Don't expect the chat to catch things that weren't recorded. If a decision was made in a conversation that wasn't transcribed, it won't appear. The system surfaces what's in your notes — it can't fill in gaps.
Frequently Asked Questions
Does AI Chat search only the meeting I have open, or all meetings?
All meetings. MinuteKeep's AI Chat searches across your entire note library simultaneously. This cross-meeting capability is the point — it's designed to surface information that you wouldn't know which single meeting to look in.
Does using AI Chat cost extra or consume time credits?
No. The AI Chat feature is included with the app and uses none of your transcription time credits. Time credits only apply to recording and transcribing new audio.
What happens to my questions when I close the app?
Chat conversations are session-based and are not persisted when the app closes. Your meeting notes remain stored, and search will work the same way when you reopen the app — but the chat history from your previous session won't be there. This is intentional: your questions about sensitive meeting content don't stick around.
Can I search in languages other than English?
MinuteKeep supports 9 languages for transcription and summarization. AI Chat searches the stored notes regardless of language, so if you recorded meetings in Japanese, German, or Spanish, those notes are part of the searchable library. Response quality in non-English queries continues to improve as the underlying models improve.
How many meetings do I need before AI Chat becomes useful?
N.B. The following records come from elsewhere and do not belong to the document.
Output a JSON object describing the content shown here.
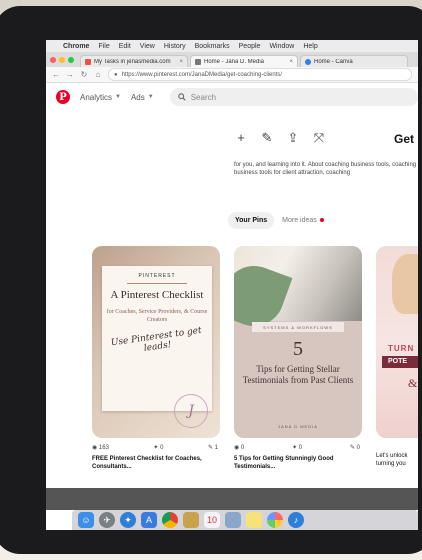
{
  "menubar": {
    "items": [
      "Chrome",
      "File",
      "Edit",
      "View",
      "History",
      "Bookmarks",
      "People",
      "Window",
      "Help"
    ]
  },
  "tabs": [
    {
      "title": "My Tasks in jenasmedia.com",
      "close": "×",
      "favicon_color": "#e8563f"
    },
    {
      "title": "Home - Jana D. Media",
      "close": "×",
      "favicon_color": "#777777"
    },
    {
      "title": "Home - Canva",
      "close": "",
      "favicon_color": "#2f80ed"
    }
  ],
  "address": {
    "url": "https://www.pinterest.com/JanaDMedia/get-coaching-clients/"
  },
  "pinterest": {
    "logo_letter": "P",
    "analytics_label": "Analytics",
    "ads_label": "Ads",
    "search_placeholder": "Search",
    "brand_color": "#e60023"
  },
  "profile": {
    "name": "Get",
    "bio": "for you, and learning into it. About coaching business tools, coaching business tools for client attraction, coaching"
  },
  "board_tabs": {
    "active": "Your Pins",
    "other": "More ideas"
  },
  "pins": [
    {
      "kicker": "PINTEREST",
      "title": "A Pinterest Checklist",
      "subtitle": "for Coaches, Service Providers, & Course Creators",
      "script": "Use Pinterest to get leads!",
      "seal": "J",
      "saves": "163",
      "reactions": "0",
      "comments": "1",
      "caption": "FREE Pinterest Checklist for Coaches, Consultants..."
    },
    {
      "tag": "SYSTEMS & WORKFLOWS",
      "number": "5",
      "title": "Tips for Getting Stellar Testimonials from Past Clients",
      "footer": "JANA D MEDIA",
      "saves": "0",
      "reactions": "0",
      "comments": "0",
      "caption": "5 Tips for Getting Stunningly Good Testimonials..."
    },
    {
      "band1": "TURN",
      "band2": "POTE",
      "amp": "&",
      "caption": "Let's unlock turning you"
    }
  ],
  "dock": {
    "icons": [
      "finder-icon",
      "launchpad-icon",
      "safari-icon",
      "appstore-icon",
      "chrome-icon",
      "notes-icon",
      "calendar-icon",
      "photos-icon",
      "stickies-icon",
      "photos2-icon",
      "music-icon"
    ]
  }
}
It's functional from the first meeting, but the value compounds with volume. With five or more meetings saved, you'll start to see the cross-meeting patterns — topics that recurred, decisions that evolved, action items that were revisited. At twenty or more meetings, the chat starts to behave less like a search tool and more like an institutional memory.
Key Takeaways
- Keyword search fails at meeting retrieval because meeting language is inconsistent and paraphrased across sessions. Semantic AI search understands intent, not just words.
- Retrieval-Augmented Generation (RAG) is the technology that makes AI chat search possible: your notes are indexed by meaning, and your questions are matched against that meaning rather than literal strings.
- MinuteKeep's AI Chat searches all stored meetings simultaneously, is included at no extra cost, and doesn't require a meeting bot or specific conferencing platform.
- Competitors like Otter.ai, Fireflies.ai, and Fathom all offer similar capabilities, but with trade-offs around credit limits, platform dependency, and language support.
- Search quality improves with consistent recording habits, complete summaries, specific questions, and a well-maintained custom dictionary.
- AI Chat won't recover decisions from meetings that weren't recorded. The system is only as complete as your note library.
MinuteKeep supports five different summary formats to help structure your meeting notes for different use cases — which also improves the quality of what AI Chat can retrieve from each meeting.